Citons à ce sujet l’élargissement des boîtes noires, une technique de renseignement analysant toutes les données et communications récupérées sur internet via des algorithmes. Elles étaient réservées aux enquêtes sur le terrorisme, puis étendues aux ingérences étrangères, et maintenant introduites “pour la détection des connexions susceptibles de révéler des actes de délinquance et à la criminalité organisées”. Le texte prévoit également l’allongement de la durée d’autorisation de surveillance par géolocalisation, ainsi que le retour de l’activation à distance des appareils électroniques pour filmer et écouter les personnes à leur insu.

L’article 12 prévoit que les opérateurs de communication seront obligés de demander une pièce d’identité aux personnes voulant acheter des cartes SIM prépayées, et de garder ces informations pendant 5 ans pour pouvoir les fournir aux autorités. Un amendement impose également aux opérateurs téléphoniques une obligation d’accès aux contenus pour la police, y compris les échanges via des messageries sécurisées. Cette obsession de nos dirigeants, qu’ils réclament depuis des années, permettra l’accès à toutes nos discussions, même celles sur des messagerie chiffrées comme Telegram, Signal et autres. Ce serait la fin pure et simple des échanges privés.

La Quadrature du net indique pourtant que «le chiffrement est une mesure de sécurité, le casser rendrait le monde numérique vulnérable et personne n’y a intérêt». En effet, créer des brèches dans les applications de communication chiffrées permettrait non seulement aux autorités de les surveiller, mais ouvre des possibilités d’espionnage ou de chantage de la part de puissances étrangères ou de groupes criminels.

Fausse lutte contre la drogue, vraie coercition dirigée contre les quartiers populaires

Rappelons-le, ces mesures sont complètement inefficaces pour lutter contre la drogue. Au contraire, puisque la France est l’un des pays avec la législation la plus dure, et l’un des pays où la consommation de cannabis est la plus élevée. En outre, la répression frappe d’abord les consommateurs, pas les trafiquants. Selon Médecins du monde, 80% des interpellations pour infraction liée aux stupéfiants concernent les usagers et non les trafiquants.
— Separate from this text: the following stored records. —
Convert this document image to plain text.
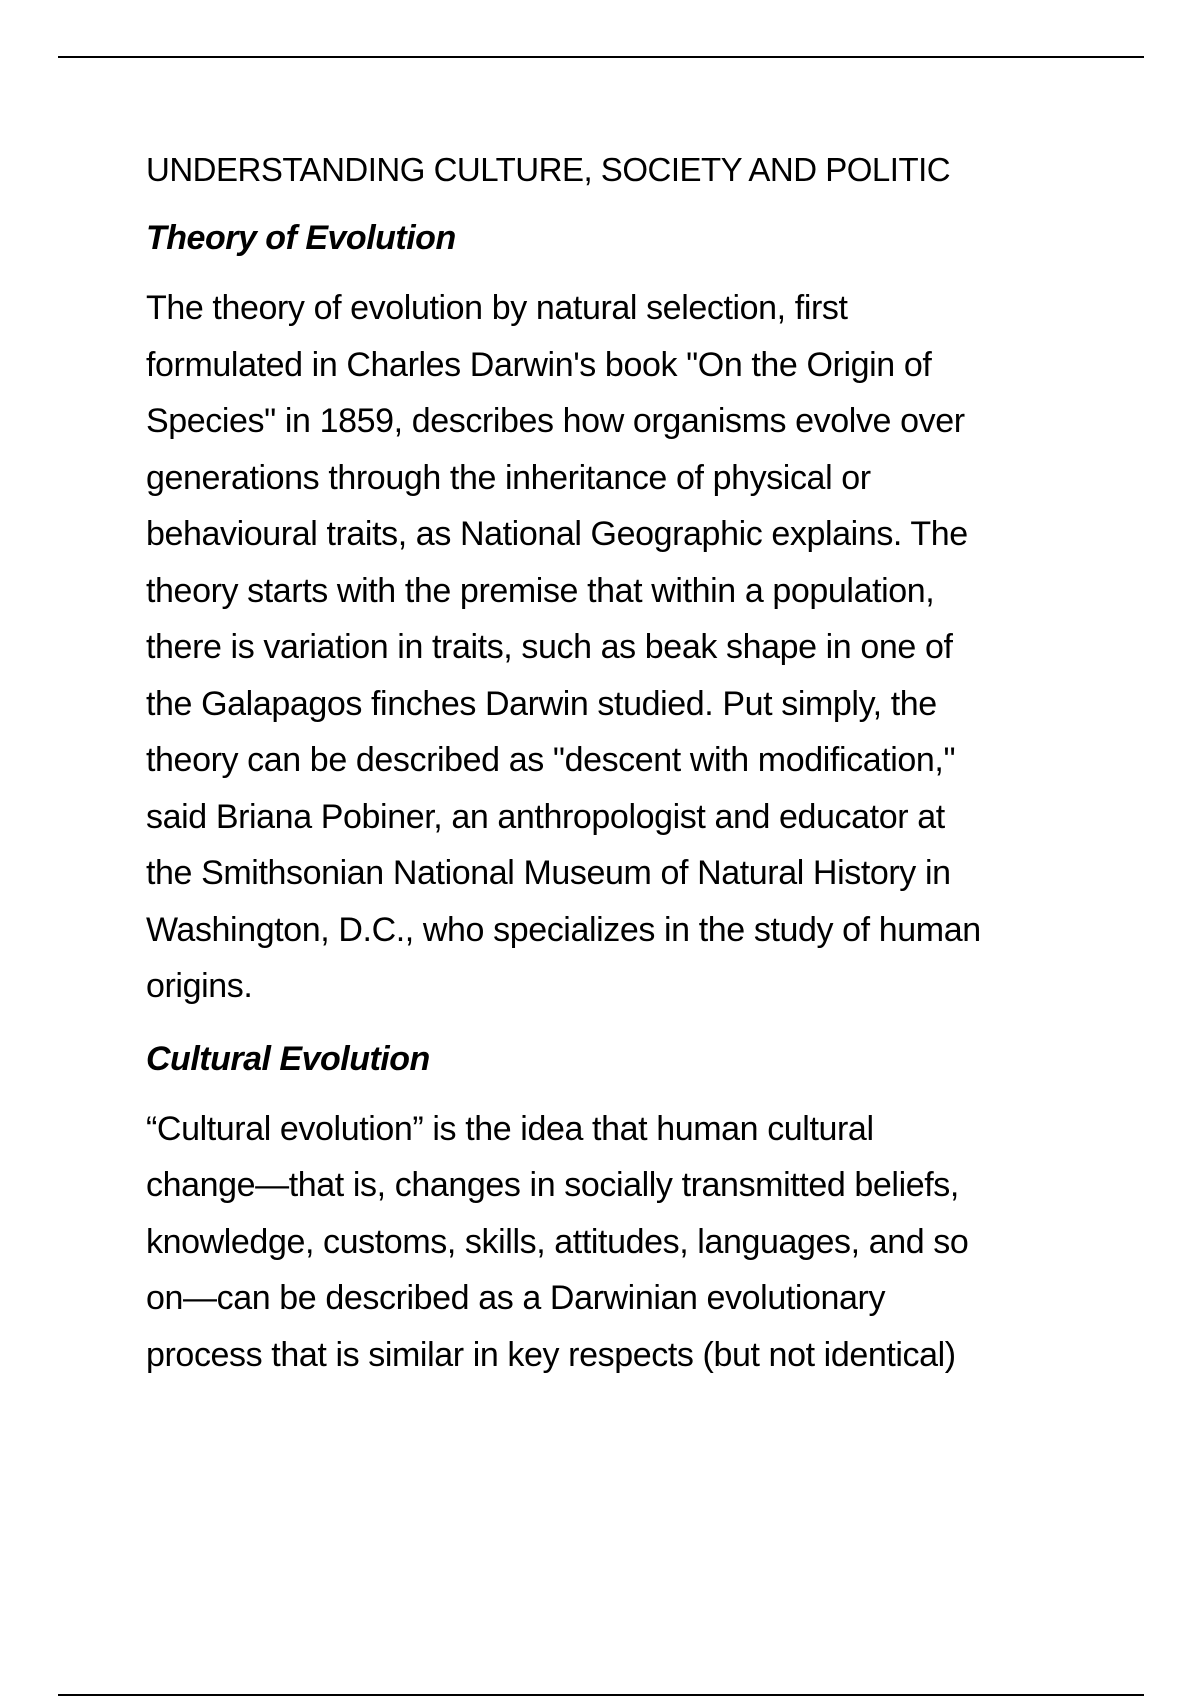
UNDERSTANDING CULTURE, SOCIETY AND POLITIC
Theory of Evolution

The theory of evolution by natural selection, first
formulated in Charles Darwin's book "On the Origin of
Species" in 1859, describes how organisms evolve over
generations through the inheritance of physical or
behavioural traits, as National Geographic explains. The
theory starts with the premise that within a population,
there is variation in traits, such as beak shape in one of
the Galapagos finches Darwin studied. Put simply, the
theory can be described as "descent with modification,"
said Briana Pobiner, an anthropologist and educator at
the Smithsonian National Museum of Natural History in
Washington, D.C., who specializes in the study of human
origins.

Cultural Evolution

“Cultural evolution” is the idea that human cultural
change—that is, changes in socially transmitted beliefs,
knowledge, customs, skills, attitudes, languages, and so
on—can be described as a Darwinian evolutionary
process that is similar in key respects (but not identical)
À rebours de cette surenchère répressive, certains de nos voisins l’ont bien compris. Le Portugal par exemple était rongé par les drogues dures dans les années 1990 : près de 1% des Portugais et Portugaises étaient accros à l’héroïne et le pays avait le record de morts du SIDA liés à la drogue dans l’Union Européenne. Un fléau sanitaire. En 2000, le gouvernement a choisi de faire tout l’inverse de la répression : toutes les drogues ont été dépénalisées. Oui, toutes, y compris l’héroïne.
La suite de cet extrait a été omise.